ブログのお試し版11話だと他話と比べて長かったので、加筆修正したついでに11話12話と2分割することにしました。
というブログ版前半あらための11話(^u^)


第11話

 結局、ちい姉が帰ってきてからはエレメリオンと話すのは無理、と判断して。それからあっという間に夜。

で、私はまたちい姉のお部屋に足を運んでるんだけど。

 

 

 「あんたねぇ……何のつもりよ?」

 

困った顔で見下ろしてくるちい姉がいます。

 何のつもり、ってこっちのセリフ。私はパジャマで枕持ってきてるでしょ。だったら理由なんてひとつじゃん、わかるでしょ。

 

 「今日はちい姉といっしょに寝たいなあって……いいでしょ?」

 

もうっ。言わせんなはずかしい、ってやつだから。だって、今日は好きに部屋にいていいって言ったのちい姉だからね。

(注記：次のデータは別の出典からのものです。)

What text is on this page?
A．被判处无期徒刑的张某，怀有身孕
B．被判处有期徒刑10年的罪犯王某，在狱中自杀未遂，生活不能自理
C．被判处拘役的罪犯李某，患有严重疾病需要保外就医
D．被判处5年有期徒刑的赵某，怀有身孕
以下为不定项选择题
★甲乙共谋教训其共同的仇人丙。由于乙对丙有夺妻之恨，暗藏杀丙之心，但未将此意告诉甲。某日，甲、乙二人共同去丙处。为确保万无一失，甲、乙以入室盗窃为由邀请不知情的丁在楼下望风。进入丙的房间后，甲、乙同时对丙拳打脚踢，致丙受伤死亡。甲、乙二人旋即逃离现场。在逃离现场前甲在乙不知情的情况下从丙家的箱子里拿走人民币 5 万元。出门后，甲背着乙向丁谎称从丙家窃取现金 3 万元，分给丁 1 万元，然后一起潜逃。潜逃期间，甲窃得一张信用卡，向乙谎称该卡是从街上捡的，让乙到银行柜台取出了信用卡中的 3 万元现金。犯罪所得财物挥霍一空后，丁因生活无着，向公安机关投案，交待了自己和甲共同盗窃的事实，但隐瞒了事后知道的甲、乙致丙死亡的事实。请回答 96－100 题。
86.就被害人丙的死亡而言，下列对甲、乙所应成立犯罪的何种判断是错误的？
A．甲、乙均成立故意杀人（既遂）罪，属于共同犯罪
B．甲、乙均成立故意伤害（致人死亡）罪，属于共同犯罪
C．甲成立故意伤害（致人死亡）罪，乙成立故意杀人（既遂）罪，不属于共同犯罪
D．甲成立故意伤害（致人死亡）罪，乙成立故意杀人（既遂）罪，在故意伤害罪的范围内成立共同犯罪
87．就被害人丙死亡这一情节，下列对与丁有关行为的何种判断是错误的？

エレメリオンとお話するチャンスをうばわれてるんだから、これくらいはバチは当たらないでしょ。

 なのに、ちい姉は大きくため息をついたら、腰を下ろしてじいっと私の顔をのぞき込んできた。

 

 「好香、あんた今日ほんとにどうしたの?怖いことでもあったの?」

 

うぅ、そんなふうに見られたら、うっかりしゃべりたくなっちゃう。でもダメだから好香。ヒーローはもっとかっこよく正体をバラすもの!

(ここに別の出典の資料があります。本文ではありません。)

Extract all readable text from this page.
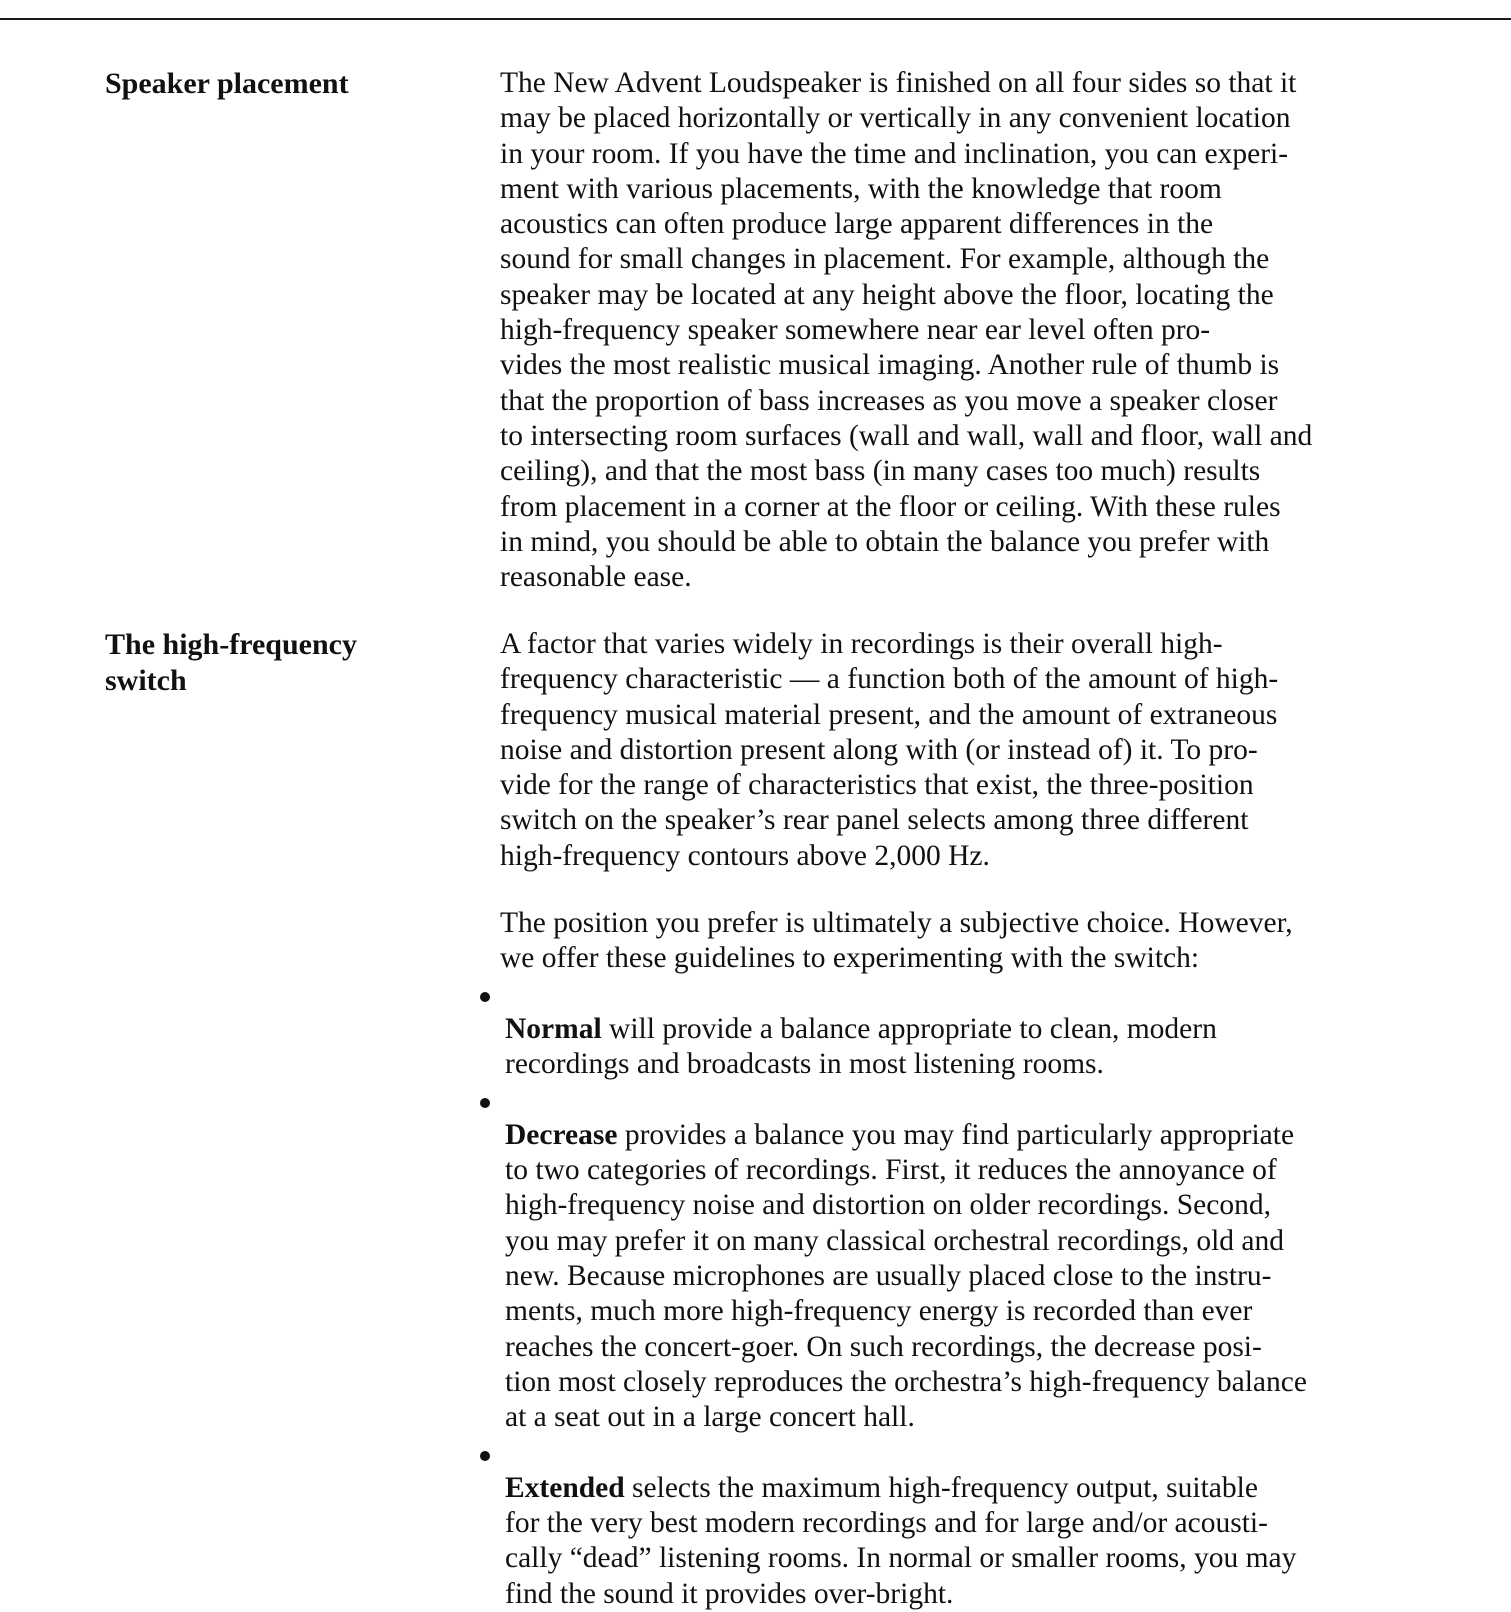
Speaker placement	The New Advent Loudspeaker is finished on all four sides so that it
may be placed horizontally or vertically in any convenient location
in your room. If you have the time and inclination, you can experi-
ment with various placements, with the knowledge that room
acoustics can often produce large apparent differences in the
sound for small changes in placement. For example, although the
speaker may be located at any height above the floor, locating the
high-frequency speaker somewhere near ear level often pro-
vides the most realistic musical imaging. Another rule of thumb is
that the proportion of bass increases as you move a speaker closer
to intersecting room surfaces (wall and wall, wall and floor, wall and
ceiling), and that the most bass (in many cases too much) results
from placement in a corner at the floor or ceiling. With these rules
in mind, you should be able to obtain the balance you prefer with
reasonable ease.

The high-frequency
switch

A factor that varies widely in recordings is their overall high-
frequency characteristic — a function both of the amount of high-
frequency musical material present, and the amount of extraneous
noise and distortion present along with (or instead of) it. To pro-
vide for the range of characteristics that exist, the three-position
switch on the speaker’s rear panel selects among three different
high-frequency contours above 2,000 Hz.

The position you prefer is ultimately a subjective choice. However,
we offer these guidelines to experimenting with the switch:

Normal will provide a balance appropriate to clean, modern
recordings and broadcasts in most listening rooms.

Decrease provides a balance you may find particularly appropriate
to two categories of recordings. First, it reduces the annoyance of
high-frequency noise and distortion on older recordings. Second,
you may prefer it on many classical orchestral recordings, old and
new. Because microphones are usually placed close to the instru-
ments, much more high-frequency energy is recorded than ever
reaches the concert-goer. On such recordings, the decrease posi-
tion most closely reproduces the orchestra’s high-frequency balance
at a seat out in a large concert hall.

Extended selects the maximum high-frequency output, suitable
for the very best modern recordings and for large and/or acousti-
cally “dead” listening rooms. In normal or smaller rooms, you may
find the sound it provides over-bright.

それに万が一、ちい姉にエレメライザーぼっしゅーされたら目も当てられないんだから。

 

 「べ、別になにもないもん。そーゆー気分なだけ。ちい姉が帰ってきた時もそー言ったでしょ」

 「そーゆー気分、ねえ……大丈夫ならいいけど、怖い目に遭ったんならちゃんと言いなさいよ。あたしでもおねーちゃんでも、ちゃんと好香の力にくらいなってあげるんだから」

 

今日はテイルブルーに続いてちい姉にまでじっと見られるぅ……でも、今のちい姉は怖いモードじゃないからがんばれ私。私の変身はまだひみつひみつ。

 

 「そんなんじゃないってば。ちい姉が『大サービスよ今日は好きにあたしの部屋いてもいいから。』って言ったからだもん。ねえ、いいでしょー?ちい姉が総二兄のお部屋いくジャマはしないからー!」

 

 「ぶふっっ!!?」

 

勢いでたのみこもーとしたら、ちい姉がふき出して尻もちついた。顔も真っ赤になってるし……何?

 

 「な、な、ななな何言ってんのよチビスケ!あたしがいつそんなこと――」

 「えー?最近、毎日のよーに行ってるじゃん総二兄のお部屋。あんなにドカンドカン音してるから何回か起きたことあるもん」

 

ホントのコト言っただけなのに。ちい姉、座り込んだままめちゃ後ずさりしてる。何でそんなあわててるんだろ?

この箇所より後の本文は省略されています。